Vemos que é da carne – termo predileto de Paulo para referir-se à nossa natureza corrompida e pecaminosa – que brotam os atritos, incompreensões e conflitos na vida do casal. É inútil querermos culpar exclusivamente uma incompatibilidade de gênios. Isso nos desviará da cura eficaz.

Deixe-nos colocar o assunto de outra forma. Qual é a razão pela qual deixamos de guardar os votos solenes feitos na hora do casamento, a não ser a nossa infidelidade e dureza de coração? Um homem e uma mulher, no pleno uso de suas faculdades mentais, comparecem solenemente diante de Deus, na presença de todo povo dizem um ao outro: “Eu prometo ser fiel a você, eu prometo cuidar de você, eu prometo lhe amar, eu prometo lhe dar assistência, suprir o que é necessário a você”, e no mês seguinte quebram a sua palavra. É incompatibilidade de gênios? Não! É carnalidade! É pecado! É nossa natureza pecaminosa. O que é a mentira, o fingimento, o egoísmo, a busca dos seus próprios prazeres, a rebeldia dos filhos, a revolta e a desobediência, se não fruto da carne?
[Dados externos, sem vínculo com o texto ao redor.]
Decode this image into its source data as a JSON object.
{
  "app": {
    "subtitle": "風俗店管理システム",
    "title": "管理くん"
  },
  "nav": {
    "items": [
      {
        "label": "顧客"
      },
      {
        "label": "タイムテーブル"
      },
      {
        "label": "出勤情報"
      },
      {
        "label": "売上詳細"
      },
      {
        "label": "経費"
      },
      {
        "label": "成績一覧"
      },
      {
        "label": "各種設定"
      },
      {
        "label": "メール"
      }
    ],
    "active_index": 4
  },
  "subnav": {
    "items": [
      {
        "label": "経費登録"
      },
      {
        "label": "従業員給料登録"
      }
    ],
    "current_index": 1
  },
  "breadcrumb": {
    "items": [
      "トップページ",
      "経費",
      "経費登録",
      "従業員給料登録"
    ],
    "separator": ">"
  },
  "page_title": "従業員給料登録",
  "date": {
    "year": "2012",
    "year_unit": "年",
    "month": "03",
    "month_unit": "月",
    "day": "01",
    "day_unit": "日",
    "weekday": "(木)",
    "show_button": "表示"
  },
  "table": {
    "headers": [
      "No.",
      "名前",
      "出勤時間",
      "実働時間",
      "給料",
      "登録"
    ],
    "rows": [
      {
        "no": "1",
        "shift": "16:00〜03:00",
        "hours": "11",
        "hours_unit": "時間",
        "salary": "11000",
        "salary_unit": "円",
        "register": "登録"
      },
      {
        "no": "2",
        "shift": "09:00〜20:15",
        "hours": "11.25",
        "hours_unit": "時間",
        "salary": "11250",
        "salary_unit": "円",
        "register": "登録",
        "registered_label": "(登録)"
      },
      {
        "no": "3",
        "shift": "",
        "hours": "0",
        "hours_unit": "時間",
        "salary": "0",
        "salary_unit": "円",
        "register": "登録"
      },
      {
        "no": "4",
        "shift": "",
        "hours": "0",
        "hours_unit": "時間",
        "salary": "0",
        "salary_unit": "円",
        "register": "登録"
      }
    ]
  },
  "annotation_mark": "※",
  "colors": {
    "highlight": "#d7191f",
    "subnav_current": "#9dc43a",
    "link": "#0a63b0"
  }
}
Essa é uma implicação bem séria do ensino de Paulo que vimos acima. Ele vê o casamento como expressão da vontade de Deus desenrolando-se num contexto espiritual. Fazemos bem em nos perguntar se a maior parte dos nossos conflitos no casamento, das nossas atitudes para com o cônjuge, para com os filhos, não seria resultado da nossa falta da verdadeira espiritualidade bíblica?

Educação e cultura não bastam para
fazer um casamento feliz

Fazemos essa afirmação com muito cuidado. As chances de ocorrerem desavenças, sofrimento e conflitos são maiores num casamento onde um dos cônjuges não é um cristão comprometido com o Evangelho. Por mais que ele ou ela seja uma pessoa educada, culta e experiente, falta-lhe a presença do Espírito Santo no seu coração. Educação não resolve todos os problemas do homem.

Faz alguns anos os jornais publicaram um escândalo ocorrido com o reitor de uma universidade federal aqui no Brasil. Era um homem que estudou no exterior, cheio de cultura e conhecimentos. Era um homem brilhante. Infelizmente, era corrupto. Acabou sendo processado por haver-se enriquecido às custas do dinheiro público. Não estamos dizendo que todos os intelectuais e homens cultos do pai são corruptos. Apenas que existem coisas que somente o Espírito de Deus pode fazer. Educação, cultura e conhecimento são coisas boas e devem, quando possível, ser adquiridas. Mas elas não substituem o poder do Espírito Santo que habilita duas pessoas diferentes a viverem felizes, anos a fio, debaixo de um mesmo teto.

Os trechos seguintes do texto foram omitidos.